Suggested Palette (sPLT)
- Status: PNG Specification
- Location: before first IDAT
- Multiple: yes
The suggested-palette chunk, sPLT, grew out of an acknowledgment of
some limitations in PNG's PLTE, tRNS, and hIST chunks. I have already
noted that PLTE is allowed only in palette, RGB, and RGBA images and
that hIST is allowed only in images with PLTE; I also noted that tRNS
is disallowed in images with alpha channels, which rules out the use
of PLTE plus tRNS as a suggested gray/alpha or RGBA palette. sPLT
eliminates these restrictions by merging all three of the older chunks
into a general-purpose, suggested-RGBA-palette-plus-histogram
chunk. In addition, sPLT may contain any number of entries (as long as
it doesn't exceed the maximum chunk-size limit of two gigabytes); its
entries may have either 8-bit or 16-bit sample depths; and multiple
sPLT chunks encoding different suggested quantizations are allowed. A
palette-based image may even have an sPLT chunk, perhaps representing
a reduced palette for a particular web browser. The format of sPLT, given in
Table 11-3, is straightforward.
Field |
Length and Valid Range |
Palette name |
1-79 bytes (Latin-1 text) |
Null separator |
1 byte |
Sample depth |
1 byte (8 or 16) |
Red value #1 |
1 byte (0-255) or 2 bytes (0-65,535) |
Green value #1 |
1 byte (0-255) or 2 bytes (0-65,535) |
Blue value #1 |
1 byte (0-255) or 2 bytes (0-65,535) |
Alpha value #1 |
1 byte (0-255) or 2 bytes (0-65,535) |
Relative frequency #1 |
2 bytes (0-65,535) |
... |
... |
The number of sPLT entries is implicitly given by the size of the chunk and
the sample depth; in the more common case of 8-bit samples, it is obtained
by dividing the chunk size, less the length of the palette name and the two
subsequent bytes, by six. Entries are required to appear in decreasing
order of frequency, but there is no requirement that all of them be different
nor that all of them be used by the image. Furthermore, opaque images may
include nonopaque sPLT entries, grayscale images may include colored
entries, and the sample depth of sPLT is independent of that of the image.
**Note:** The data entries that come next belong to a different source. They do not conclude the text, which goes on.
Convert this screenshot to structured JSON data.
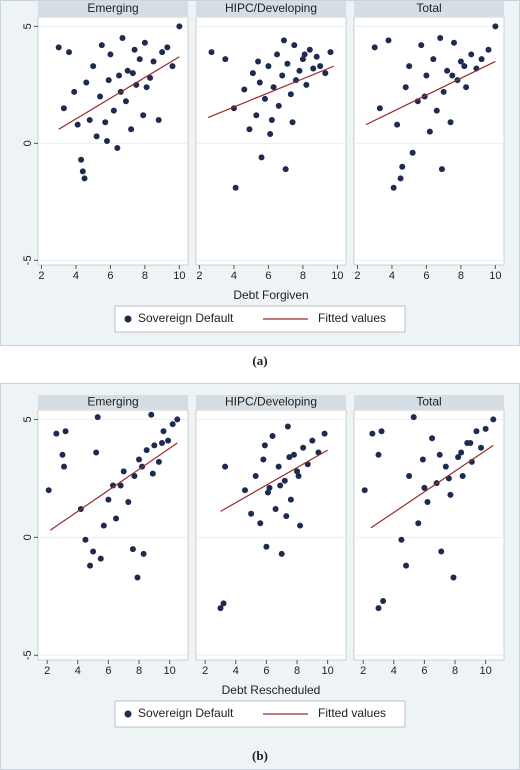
{
  "captions": [
    "(a)",
    "(b)"
  ],
  "chart_data": [
    {
      "type": "scatter",
      "title": "Emerging",
      "x": [
        3.0,
        3.3,
        3.6,
        3.9,
        4.1,
        4.3,
        4.5,
        4.6,
        4.8,
        5.0,
        5.2,
        5.4,
        5.5,
        5.7,
        5.9,
        6.0,
        6.2,
        6.4,
        6.5,
        6.7,
        6.9,
        7.0,
        7.2,
        7.4,
        7.5,
        7.7,
        7.9,
        8.0,
        8.3,
        8.5,
        8.8,
        9.0,
        9.3,
        9.6,
        10.0,
        4.4,
        5.8,
        6.6,
        7.3,
        8.1
      ],
      "y": [
        4.1,
        1.5,
        3.9,
        2.2,
        0.8,
        -0.7,
        -1.5,
        2.6,
        1.0,
        3.3,
        0.3,
        2.0,
        4.2,
        0.9,
        2.7,
        3.8,
        1.4,
        -0.2,
        2.9,
        4.5,
        1.8,
        3.1,
        0.6,
        4.0,
        2.5,
        3.6,
        1.2,
        4.3,
        2.8,
        3.5,
        1.0,
        3.9,
        4.1,
        3.3,
        5.0,
        -1.2,
        0.1,
        2.2,
        3.0,
        2.4
      ],
      "color": "#1c2b4f",
      "fit": {
        "x": [
          3.0,
          10.0
        ],
        "y": [
          0.6,
          3.7
        ],
        "color": "#9b2a2a"
      },
      "xlim": [
        1.8,
        10.5
      ],
      "ylim": [
        -5.2,
        5.4
      ],
      "xticks": [
        2,
        4,
        6,
        8,
        10
      ],
      "yticks": [
        -5,
        0,
        5
      ]
    },
    {
      "type": "scatter",
      "title": "HIPC/Developing",
      "x": [
        2.7,
        3.5,
        4.0,
        4.1,
        4.6,
        4.9,
        5.1,
        5.3,
        5.5,
        5.6,
        5.8,
        6.0,
        6.1,
        6.3,
        6.5,
        6.6,
        6.8,
        7.0,
        7.1,
        7.3,
        7.5,
        7.6,
        7.8,
        8.0,
        8.2,
        8.4,
        8.6,
        8.8,
        9.0,
        9.3,
        9.6,
        5.4,
        6.2,
        6.9,
        7.4,
        8.1
      ],
      "y": [
        3.9,
        3.6,
        1.5,
        -1.9,
        2.3,
        0.6,
        3.0,
        1.2,
        2.6,
        -0.6,
        1.9,
        3.3,
        0.4,
        2.4,
        3.8,
        1.6,
        2.9,
        -1.1,
        3.4,
        2.1,
        4.2,
        2.7,
        3.1,
        3.6,
        2.5,
        4.0,
        3.2,
        3.7,
        3.3,
        3.0,
        3.9,
        3.5,
        1.0,
        4.4,
        0.9,
        3.8
      ],
      "color": "#1c2b4f",
      "fit": {
        "x": [
          2.5,
          9.8
        ],
        "y": [
          1.1,
          3.3
        ],
        "color": "#9b2a2a"
      },
      "xlim": [
        1.8,
        10.5
      ],
      "ylim": [
        -5.2,
        5.4
      ],
      "xticks": [
        2,
        4,
        6,
        8,
        10
      ],
      "yticks": [
        -5,
        0,
        5
      ],
      "x_label": "Debt Forgiven",
      "legend": [
        "Sovereign Default",
        "Fitted values"
      ]
    },
    {
      "type": "scatter",
      "title": "Total",
      "x": [
        3.0,
        3.3,
        3.8,
        4.1,
        4.3,
        4.5,
        4.8,
        5.0,
        5.2,
        5.5,
        5.7,
        6.0,
        6.2,
        6.4,
        6.6,
        6.8,
        7.0,
        7.2,
        7.4,
        7.6,
        7.8,
        8.0,
        8.3,
        8.6,
        8.9,
        9.2,
        9.6,
        10.0,
        4.6,
        5.9,
        6.9,
        7.5,
        8.2
      ],
      "y": [
        4.1,
        1.5,
        4.4,
        -1.9,
        0.8,
        -1.5,
        2.4,
        3.3,
        -0.4,
        1.8,
        4.2,
        2.9,
        0.5,
        3.6,
        1.4,
        4.5,
        2.2,
        3.1,
        0.9,
        4.3,
        2.7,
        3.5,
        2.4,
        3.8,
        3.2,
        3.6,
        4.0,
        5.0,
        -1.0,
        2.0,
        -1.1,
        2.9,
        3.3
      ],
      "color": "#1c2b4f",
      "fit": {
        "x": [
          2.5,
          10.0
        ],
        "y": [
          0.8,
          3.5
        ],
        "color": "#9b2a2a"
      },
      "xlim": [
        1.8,
        10.5
      ],
      "ylim": [
        -5.2,
        5.4
      ],
      "xticks": [
        2,
        4,
        6,
        8,
        10
      ],
      "yticks": [
        -5,
        0,
        5
      ]
    },
    {
      "type": "scatter",
      "title": "Emerging",
      "x": [
        2.1,
        2.6,
        3.0,
        3.2,
        3.1,
        4.5,
        4.8,
        5.0,
        5.3,
        5.5,
        5.7,
        6.0,
        6.3,
        6.5,
        7.0,
        7.3,
        7.6,
        7.9,
        8.0,
        8.3,
        8.5,
        8.8,
        9.0,
        9.3,
        9.6,
        9.9,
        10.2,
        10.5,
        6.8,
        7.7,
        8.2,
        8.9,
        9.5,
        4.2,
        5.2
      ],
      "y": [
        2.0,
        4.4,
        3.5,
        4.5,
        3.0,
        -0.1,
        -1.2,
        -0.6,
        5.1,
        -0.9,
        0.5,
        1.6,
        2.2,
        0.8,
        2.8,
        1.5,
        -0.5,
        -1.7,
        3.3,
        -0.7,
        3.7,
        5.2,
        3.9,
        3.2,
        4.5,
        4.1,
        4.8,
        5.0,
        2.2,
        2.6,
        3.0,
        2.7,
        4.0,
        1.2,
        3.6
      ],
      "color": "#1c2b4f",
      "fit": {
        "x": [
          2.2,
          10.5
        ],
        "y": [
          0.3,
          4.0
        ],
        "color": "#9b2a2a"
      },
      "xlim": [
        1.4,
        11.2
      ],
      "ylim": [
        -5.2,
        5.4
      ],
      "xticks": [
        2,
        4,
        6,
        8,
        10
      ],
      "yticks": [
        -5,
        0,
        5
      ]
    },
    {
      "type": "scatter",
      "title": "HIPC/Developing",
      "x": [
        3.0,
        3.2,
        3.3,
        4.6,
        5.0,
        5.3,
        5.6,
        5.8,
        6.0,
        6.2,
        6.4,
        6.6,
        6.8,
        7.0,
        7.2,
        7.4,
        7.6,
        7.8,
        8.0,
        8.2,
        8.4,
        8.7,
        9.0,
        9.4,
        9.8,
        6.1,
        6.9,
        7.5,
        8.1,
        7.3,
        5.9
      ],
      "y": [
        -3.0,
        -2.8,
        3.0,
        2.0,
        1.0,
        2.6,
        0.6,
        3.3,
        -0.4,
        2.1,
        4.3,
        1.2,
        3.0,
        -0.7,
        2.4,
        4.7,
        1.6,
        3.5,
        2.8,
        0.5,
        3.8,
        3.1,
        4.1,
        3.6,
        4.4,
        1.9,
        2.2,
        3.4,
        2.6,
        0.9,
        3.9
      ],
      "color": "#1c2b4f",
      "fit": {
        "x": [
          3.0,
          10.0
        ],
        "y": [
          1.1,
          3.7
        ],
        "color": "#9b2a2a"
      },
      "xlim": [
        1.4,
        11.2
      ],
      "ylim": [
        -5.2,
        5.4
      ],
      "xticks": [
        2,
        4,
        6,
        8,
        10
      ],
      "yticks": [
        -5,
        0,
        5
      ],
      "x_label": "Debt Rescheduled",
      "legend": [
        "Sovereign Default",
        "Fitted values"
      ]
    },
    {
      "type": "scatter",
      "title": "Total",
      "x": [
        2.1,
        2.6,
        3.0,
        3.2,
        3.3,
        4.5,
        4.8,
        5.0,
        5.3,
        5.6,
        5.9,
        6.2,
        6.5,
        6.8,
        7.1,
        7.4,
        7.7,
        7.9,
        8.2,
        8.5,
        8.8,
        9.1,
        9.4,
        9.7,
        10.0,
        10.5,
        6.0,
        7.0,
        7.6,
        8.4,
        9.0,
        3.0
      ],
      "y": [
        2.0,
        4.4,
        3.5,
        4.5,
        -2.7,
        -0.1,
        -1.2,
        2.6,
        5.1,
        0.6,
        3.3,
        1.5,
        4.2,
        2.3,
        -0.6,
        3.0,
        1.8,
        -1.7,
        3.4,
        2.6,
        4.0,
        3.2,
        4.5,
        3.8,
        4.6,
        5.0,
        2.1,
        3.5,
        2.5,
        3.6,
        4.0,
        -3.0
      ],
      "color": "#1c2b4f",
      "fit": {
        "x": [
          2.5,
          10.5
        ],
        "y": [
          0.4,
          3.9
        ],
        "color": "#9b2a2a"
      },
      "xlim": [
        1.4,
        11.2
      ],
      "ylim": [
        -5.2,
        5.4
      ],
      "xticks": [
        2,
        4,
        6,
        8,
        10
      ],
      "yticks": [
        -5,
        0,
        5
      ]
    }
  ]
}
Unlike the suggested practice for PLTE in RGBA images, the red, green, and
blue values in sPLT are neither premultiplied by the alpha values nor
precomposited against a background color. An encoder would still have to
inspect every pixel if it wanted to compute an optimal palette for display
of an RGBA image against a patterned background, but sPLT would enable a
statistical approach based on the background image's own histogram in
that case. And for solid backgrounds, sPLT provides the means to build
an optimal palette regardless of the choice of background color.
As with the hIST chunk, frequency values are scaled to the range 0-65,535
and therefore are likely to be approximate. Inflating ``important'' colors
based on the image's subject matter is allowed in sPLT, too. But whereas hIST
requires a 0 frequency to correspond exactly to 0 pixels, sPLT allows
the 0 value to represent infrequently used or unimportant colors. If all
of the frequency values are 0, however, the histogram is undefined.
Note that multiple sPLT chunks are required to have different palette names.